Division of Diagnostic Pathology, Keio University School of Medicine, Tokyo, Japan.
Department of Urology, Keio University School of Medicine, Tokyo, Japan.
Lab Invest. 2017 Jul;97(7):854-862. doi: 10.1038/labinvest.2017.26. Epub 2017 Mar 13.

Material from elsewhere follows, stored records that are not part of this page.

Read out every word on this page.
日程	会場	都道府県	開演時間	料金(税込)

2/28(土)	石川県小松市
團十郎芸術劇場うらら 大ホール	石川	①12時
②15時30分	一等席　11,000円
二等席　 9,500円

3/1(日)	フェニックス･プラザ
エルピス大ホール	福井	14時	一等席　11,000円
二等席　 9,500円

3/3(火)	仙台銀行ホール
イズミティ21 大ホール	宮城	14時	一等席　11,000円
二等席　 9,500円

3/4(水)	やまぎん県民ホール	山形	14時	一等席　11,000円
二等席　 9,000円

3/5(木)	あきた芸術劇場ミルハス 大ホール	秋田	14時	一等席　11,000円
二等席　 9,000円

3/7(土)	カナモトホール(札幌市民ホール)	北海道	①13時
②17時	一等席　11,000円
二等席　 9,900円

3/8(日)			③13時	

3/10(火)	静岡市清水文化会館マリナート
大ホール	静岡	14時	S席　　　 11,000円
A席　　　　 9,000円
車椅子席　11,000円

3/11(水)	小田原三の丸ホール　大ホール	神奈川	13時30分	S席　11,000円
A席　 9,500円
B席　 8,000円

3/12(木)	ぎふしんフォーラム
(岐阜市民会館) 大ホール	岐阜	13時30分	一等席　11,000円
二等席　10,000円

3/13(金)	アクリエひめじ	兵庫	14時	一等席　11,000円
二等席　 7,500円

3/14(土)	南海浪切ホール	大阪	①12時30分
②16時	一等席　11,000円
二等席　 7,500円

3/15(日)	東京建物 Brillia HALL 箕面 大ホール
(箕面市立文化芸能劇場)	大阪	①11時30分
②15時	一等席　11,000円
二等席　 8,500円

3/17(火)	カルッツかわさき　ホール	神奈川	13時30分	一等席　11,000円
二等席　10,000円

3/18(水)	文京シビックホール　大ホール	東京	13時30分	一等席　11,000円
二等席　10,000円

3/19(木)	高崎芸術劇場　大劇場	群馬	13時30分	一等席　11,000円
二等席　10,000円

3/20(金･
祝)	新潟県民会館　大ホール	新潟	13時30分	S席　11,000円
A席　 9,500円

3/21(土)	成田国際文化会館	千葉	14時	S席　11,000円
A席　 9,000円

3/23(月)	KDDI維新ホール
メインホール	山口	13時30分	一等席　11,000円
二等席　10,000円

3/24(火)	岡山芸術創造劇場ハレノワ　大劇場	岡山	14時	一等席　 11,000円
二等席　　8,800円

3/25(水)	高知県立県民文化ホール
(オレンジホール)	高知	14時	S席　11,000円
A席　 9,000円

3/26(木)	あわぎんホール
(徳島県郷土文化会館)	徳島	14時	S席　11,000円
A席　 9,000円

The microvascular density detected by markers of endothelial cells (ECs), such as CD31 and CD34, is considered to be a biomarker for angiogenesis, and it is generally associated with the malignant potential of solid tumors. However, there is a conflicting relationship between the microvascular density and prognosis in clear-cell renal cell carcinoma (ccRCC) patients. It may be explained by the suggestion that the microvascular density cannot fully reflect the angiogenic activity in ccRCC, as the markers of ECs are expressed by both quiescent and activated ECs. To investigate the real angiogenic activity, we examined vasohibin-1 (VASH1), a recently identified regulator of angiogenesis, which was demonstrated to be specifically expressed by ECs of newly formed blood vessels. Expression of VASH1 and CD34 were immunohistochemically examined in 116 primary untreated ccRCCs, 10 metastatic untreated ccRCCs, and 9 metastatic ccRCCs treated with sunitinib. ECs in the tumor microvessels were sporadically immunostained for VASH1, although no VASH1 staining was observed in the non-neoplastic renal tissues. CD34 was ubiquitously expressed by all ECs in both ccRCC and non-neoplastic renal tissues. Multivariate Cox analysis indicated that an elevated VASH1 density, but not microvascular density, was a significant and independent predictor of overall survival (odds ratio, 7.71; P=0.003). The microvascular density was significantly decreased in the sunitinib-treated metastases compared with untreated tumors (P=0.001). On the other hand, the VASH1 density was significantly higher in the metastatic ccRCCs treated with sunitinib compared with non-treated ones (P=0.010), indicating that VASH1 may be associated with the resistance of ECs to sunitinib treatment. Thus, VASH1 expression may reflect the actual activity of angiogenesis, and VASH1 can serve as a new prognostic and predictive biomarker in patients with ccRCC.
微血管密度(MVD)由内皮细胞(EC)标志物如 CD31 和 CD34 检测,被认为是血管生成的生物标志物,通常与实体瘤的恶性潜能相关。然而,在透明细胞肾细胞癌(ccRCC)患者中,MVD 与预后之间存在矛盾关系。这可能是因为 EC 标志物不仅在静止的 EC 中表达,也在激活的 EC 中表达,所以 MVD 并不能充分反映 ccRCC 中的血管生成活性。为了研究真实的血管生成活性,我们检测了血管生成抑制素-1(VASH1),它是一种新发现的血管生成调节剂,被证明特异性表达于新形成的血管内皮细胞。对 116 例未经治疗的原发性 ccRCC、10 例未经治疗的转移性 ccRCC 和 9 例接受舒尼替尼治疗的转移性 ccRCC 进行了 VASH1 和 CD34 的免疫组化检查。肿瘤微血管中的 EC 偶尔会被 VASH1 免疫染色,但在非肿瘤性肾组织中未观察到 VASH1 染色。CD34 在 ccRCC 和非肿瘤性肾组织中的所有 EC 中均广泛表达。多变量 Cox 分析表明,升高的 VASH1 密度而非 MVD 是总生存期的显著独立预测因素(比值比,7.71;P=0.003)。与未经治疗的肿瘤相比,舒尼替尼治疗的转移灶中的 MVD 显著降低(P=0.001)。另一方面,与未经治疗的肿瘤相比,接受舒尼替尼治疗的转移性 ccRCC 中的 VASH1 密度显著升高(P=0.010),表明 VASH1 可能与 EC 对舒尼替尼治疗的耐药性有关。因此,VASH1 表达可能反映了血管生成的实际活性,VASH1 可作为 ccRCC 患者的新的预后和预测生物标志物。